Decessi sospetti anche in Lombardia e in Emilia Romagna. A Pavia un bimbo di sette anni muore il 21 marzo 2011. Il piccolo era già stato visitato al pronto soccorso del Policlinico San Matteo perché lamentava dolori intestinali e febbre. Dimesso e portato a casa, è deceduto due giorni dopo sull’ambulanza del 118 che lo stava trasportando in ospedale. A Bologna lo scorso giugno è invece morto un uomo colpito da un ictus.

I familiari del paziente hanno presentato denuncia lamentando omissioni da parte dei medici, che non avrebbero applicato l’apposita procedura salvavita.

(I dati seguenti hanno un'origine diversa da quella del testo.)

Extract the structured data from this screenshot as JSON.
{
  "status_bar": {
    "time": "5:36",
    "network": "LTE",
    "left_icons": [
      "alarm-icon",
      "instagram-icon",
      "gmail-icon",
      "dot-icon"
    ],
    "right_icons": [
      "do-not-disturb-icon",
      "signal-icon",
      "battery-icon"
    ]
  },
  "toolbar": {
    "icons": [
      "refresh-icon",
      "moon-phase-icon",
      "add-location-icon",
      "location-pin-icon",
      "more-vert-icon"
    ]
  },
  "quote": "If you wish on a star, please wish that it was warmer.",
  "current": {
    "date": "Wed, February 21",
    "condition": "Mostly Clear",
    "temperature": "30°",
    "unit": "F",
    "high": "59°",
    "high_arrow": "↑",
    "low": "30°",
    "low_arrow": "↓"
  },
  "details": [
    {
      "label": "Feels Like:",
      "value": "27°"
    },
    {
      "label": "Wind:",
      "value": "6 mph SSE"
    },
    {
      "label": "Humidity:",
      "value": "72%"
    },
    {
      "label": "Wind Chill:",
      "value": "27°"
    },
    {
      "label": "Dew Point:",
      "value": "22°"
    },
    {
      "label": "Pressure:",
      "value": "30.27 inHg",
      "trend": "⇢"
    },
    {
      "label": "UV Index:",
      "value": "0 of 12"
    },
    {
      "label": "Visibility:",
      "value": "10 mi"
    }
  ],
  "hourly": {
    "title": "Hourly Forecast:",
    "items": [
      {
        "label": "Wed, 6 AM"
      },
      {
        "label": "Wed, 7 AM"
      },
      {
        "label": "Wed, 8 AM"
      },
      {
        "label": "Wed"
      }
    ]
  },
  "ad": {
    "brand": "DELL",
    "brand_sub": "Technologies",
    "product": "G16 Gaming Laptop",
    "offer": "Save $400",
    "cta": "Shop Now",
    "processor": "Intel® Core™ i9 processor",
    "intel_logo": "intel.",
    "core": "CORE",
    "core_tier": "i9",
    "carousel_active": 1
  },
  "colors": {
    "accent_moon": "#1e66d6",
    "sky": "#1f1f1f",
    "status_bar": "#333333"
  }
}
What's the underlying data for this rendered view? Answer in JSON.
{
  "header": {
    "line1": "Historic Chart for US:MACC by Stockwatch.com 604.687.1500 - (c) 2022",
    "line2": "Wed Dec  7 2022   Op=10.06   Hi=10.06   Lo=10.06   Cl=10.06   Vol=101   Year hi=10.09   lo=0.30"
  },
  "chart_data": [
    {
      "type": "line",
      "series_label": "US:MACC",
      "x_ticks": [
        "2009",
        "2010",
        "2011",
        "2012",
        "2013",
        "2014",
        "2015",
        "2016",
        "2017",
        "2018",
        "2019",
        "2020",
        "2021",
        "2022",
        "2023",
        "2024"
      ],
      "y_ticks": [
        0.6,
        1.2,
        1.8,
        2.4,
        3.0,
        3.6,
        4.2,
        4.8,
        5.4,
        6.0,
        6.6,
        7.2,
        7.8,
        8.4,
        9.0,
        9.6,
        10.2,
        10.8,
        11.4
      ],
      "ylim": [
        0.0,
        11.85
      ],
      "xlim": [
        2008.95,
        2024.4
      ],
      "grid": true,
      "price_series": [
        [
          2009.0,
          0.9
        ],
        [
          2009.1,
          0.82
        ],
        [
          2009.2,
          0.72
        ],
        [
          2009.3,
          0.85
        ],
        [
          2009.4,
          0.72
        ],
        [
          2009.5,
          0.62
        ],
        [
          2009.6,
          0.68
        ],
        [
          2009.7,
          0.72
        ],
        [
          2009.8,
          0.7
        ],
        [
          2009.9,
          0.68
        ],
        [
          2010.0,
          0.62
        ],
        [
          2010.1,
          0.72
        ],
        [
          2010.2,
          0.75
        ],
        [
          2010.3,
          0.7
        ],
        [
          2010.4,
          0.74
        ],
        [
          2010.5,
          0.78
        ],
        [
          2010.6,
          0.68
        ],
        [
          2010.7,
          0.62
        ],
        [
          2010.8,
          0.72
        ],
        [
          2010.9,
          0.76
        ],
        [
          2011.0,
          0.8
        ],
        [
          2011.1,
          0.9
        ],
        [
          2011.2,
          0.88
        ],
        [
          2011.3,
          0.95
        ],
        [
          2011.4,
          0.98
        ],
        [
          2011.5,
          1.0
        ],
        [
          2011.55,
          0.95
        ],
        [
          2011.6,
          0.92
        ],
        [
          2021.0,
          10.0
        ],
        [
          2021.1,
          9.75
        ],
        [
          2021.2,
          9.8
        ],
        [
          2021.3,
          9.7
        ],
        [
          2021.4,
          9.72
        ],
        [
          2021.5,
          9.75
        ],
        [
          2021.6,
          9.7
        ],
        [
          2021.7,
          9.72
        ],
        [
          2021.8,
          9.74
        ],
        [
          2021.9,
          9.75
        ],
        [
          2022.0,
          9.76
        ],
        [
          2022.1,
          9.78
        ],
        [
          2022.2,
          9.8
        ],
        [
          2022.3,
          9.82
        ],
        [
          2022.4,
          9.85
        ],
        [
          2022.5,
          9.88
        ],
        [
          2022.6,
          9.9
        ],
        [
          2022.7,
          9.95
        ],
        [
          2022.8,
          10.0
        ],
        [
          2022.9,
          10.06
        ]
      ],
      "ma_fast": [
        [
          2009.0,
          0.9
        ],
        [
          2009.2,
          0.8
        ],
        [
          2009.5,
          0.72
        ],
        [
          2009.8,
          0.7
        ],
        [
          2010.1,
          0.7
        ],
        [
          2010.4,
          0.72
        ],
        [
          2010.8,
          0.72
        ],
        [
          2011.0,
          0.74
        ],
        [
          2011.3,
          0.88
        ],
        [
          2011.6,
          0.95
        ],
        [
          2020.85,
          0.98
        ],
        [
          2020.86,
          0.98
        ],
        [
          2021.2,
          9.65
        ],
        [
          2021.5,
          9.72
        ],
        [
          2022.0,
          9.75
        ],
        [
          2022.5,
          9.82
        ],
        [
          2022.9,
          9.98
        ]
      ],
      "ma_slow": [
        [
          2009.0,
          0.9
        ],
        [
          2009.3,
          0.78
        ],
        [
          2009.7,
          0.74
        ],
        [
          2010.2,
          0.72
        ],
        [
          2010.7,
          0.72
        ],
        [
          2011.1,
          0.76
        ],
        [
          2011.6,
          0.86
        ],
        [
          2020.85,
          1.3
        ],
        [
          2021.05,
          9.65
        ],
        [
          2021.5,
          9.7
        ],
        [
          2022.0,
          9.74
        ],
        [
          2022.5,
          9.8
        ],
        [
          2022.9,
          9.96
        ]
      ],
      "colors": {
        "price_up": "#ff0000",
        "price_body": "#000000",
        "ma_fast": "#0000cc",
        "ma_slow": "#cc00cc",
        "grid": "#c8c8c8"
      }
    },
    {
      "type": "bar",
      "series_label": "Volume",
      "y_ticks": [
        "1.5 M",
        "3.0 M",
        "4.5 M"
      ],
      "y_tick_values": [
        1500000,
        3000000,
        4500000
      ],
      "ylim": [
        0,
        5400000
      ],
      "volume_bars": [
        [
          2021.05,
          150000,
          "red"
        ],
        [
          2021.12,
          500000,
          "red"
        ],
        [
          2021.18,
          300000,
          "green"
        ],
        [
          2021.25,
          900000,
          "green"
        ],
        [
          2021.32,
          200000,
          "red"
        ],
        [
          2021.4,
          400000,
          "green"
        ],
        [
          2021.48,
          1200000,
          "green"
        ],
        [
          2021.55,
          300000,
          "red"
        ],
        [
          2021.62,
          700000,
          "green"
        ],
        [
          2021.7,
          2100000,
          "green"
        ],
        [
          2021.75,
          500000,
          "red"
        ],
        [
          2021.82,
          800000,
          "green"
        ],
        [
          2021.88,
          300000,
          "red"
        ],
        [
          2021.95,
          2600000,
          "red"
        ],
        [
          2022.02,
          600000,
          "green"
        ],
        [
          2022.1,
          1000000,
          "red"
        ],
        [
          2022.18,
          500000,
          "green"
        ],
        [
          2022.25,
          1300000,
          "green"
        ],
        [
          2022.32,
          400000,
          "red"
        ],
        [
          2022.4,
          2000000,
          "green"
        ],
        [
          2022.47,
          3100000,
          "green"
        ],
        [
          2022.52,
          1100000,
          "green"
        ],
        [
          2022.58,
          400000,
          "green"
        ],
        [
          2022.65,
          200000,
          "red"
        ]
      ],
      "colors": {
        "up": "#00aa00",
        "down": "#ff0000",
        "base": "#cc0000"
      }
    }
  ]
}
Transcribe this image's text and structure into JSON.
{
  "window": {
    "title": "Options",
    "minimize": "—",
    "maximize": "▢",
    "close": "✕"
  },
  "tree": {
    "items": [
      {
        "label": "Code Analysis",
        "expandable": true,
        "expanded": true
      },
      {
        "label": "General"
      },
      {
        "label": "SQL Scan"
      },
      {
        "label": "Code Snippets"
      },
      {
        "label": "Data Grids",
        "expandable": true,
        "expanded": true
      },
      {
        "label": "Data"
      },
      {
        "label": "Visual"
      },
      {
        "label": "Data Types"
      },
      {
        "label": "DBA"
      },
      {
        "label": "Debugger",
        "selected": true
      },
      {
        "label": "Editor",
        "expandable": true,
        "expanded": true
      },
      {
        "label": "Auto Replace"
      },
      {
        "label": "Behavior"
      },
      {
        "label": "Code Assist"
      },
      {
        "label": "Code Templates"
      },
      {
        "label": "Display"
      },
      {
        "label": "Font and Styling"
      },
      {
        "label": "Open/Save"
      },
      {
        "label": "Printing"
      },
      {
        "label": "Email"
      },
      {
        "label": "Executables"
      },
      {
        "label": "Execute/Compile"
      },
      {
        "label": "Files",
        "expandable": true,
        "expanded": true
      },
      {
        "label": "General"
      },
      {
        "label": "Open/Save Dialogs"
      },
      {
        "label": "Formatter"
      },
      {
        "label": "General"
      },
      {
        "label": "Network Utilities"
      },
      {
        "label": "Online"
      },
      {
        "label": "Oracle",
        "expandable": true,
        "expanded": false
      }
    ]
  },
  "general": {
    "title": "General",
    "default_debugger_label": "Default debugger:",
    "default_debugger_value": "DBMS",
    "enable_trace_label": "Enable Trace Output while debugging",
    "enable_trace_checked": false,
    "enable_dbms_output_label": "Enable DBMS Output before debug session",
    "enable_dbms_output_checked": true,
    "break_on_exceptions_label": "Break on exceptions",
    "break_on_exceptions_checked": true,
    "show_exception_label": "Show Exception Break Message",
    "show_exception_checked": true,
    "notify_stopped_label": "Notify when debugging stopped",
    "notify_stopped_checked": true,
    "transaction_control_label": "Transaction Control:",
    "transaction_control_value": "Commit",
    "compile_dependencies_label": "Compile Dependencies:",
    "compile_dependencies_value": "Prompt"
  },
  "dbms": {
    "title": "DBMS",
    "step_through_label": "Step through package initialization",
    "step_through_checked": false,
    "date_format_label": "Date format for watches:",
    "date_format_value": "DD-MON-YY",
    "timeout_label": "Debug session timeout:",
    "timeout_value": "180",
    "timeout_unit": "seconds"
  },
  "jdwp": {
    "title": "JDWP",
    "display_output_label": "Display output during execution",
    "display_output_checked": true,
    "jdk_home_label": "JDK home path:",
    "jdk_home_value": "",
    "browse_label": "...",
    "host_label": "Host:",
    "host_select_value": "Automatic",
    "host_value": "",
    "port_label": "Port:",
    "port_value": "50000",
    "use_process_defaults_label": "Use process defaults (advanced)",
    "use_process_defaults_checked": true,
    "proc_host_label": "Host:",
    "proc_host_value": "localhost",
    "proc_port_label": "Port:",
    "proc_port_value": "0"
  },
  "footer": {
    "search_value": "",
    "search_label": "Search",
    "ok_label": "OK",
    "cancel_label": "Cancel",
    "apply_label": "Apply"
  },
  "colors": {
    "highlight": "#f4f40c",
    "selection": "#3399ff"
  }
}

L’analisi della Commissione, oltre ai casi elencati, porta inoltre alla luce diverse ‘magagne’ del sistema nazionale dell’emergenza. E’ il caso dell’esposto (ottobre 2010) che riguarda lo spostamento delle salme all’interno del Policlinico di Messina con mezzi non conformi. Addirittura si segnala che le ambulanze destinate al solo trasporto dei malati verrebbero usate anche per i cadaveri, violando così le norme sanitarie previste per legge.

Sul tavolo di Orlando c’è poi l’esposto del luglio 2010 che prende in esame le anomalie del 118 della provincia di Ragusa riguardo patenti e targhe. In questo caso è l’estensore che si autodenuncia, dichiarando di aver guidato lui stesso ambulanze senza avere la patente idonea. Un altro esposto è quello del febbraio 2011 su presunti disservizi e illeciti relativi al servizio 118 di Foggia.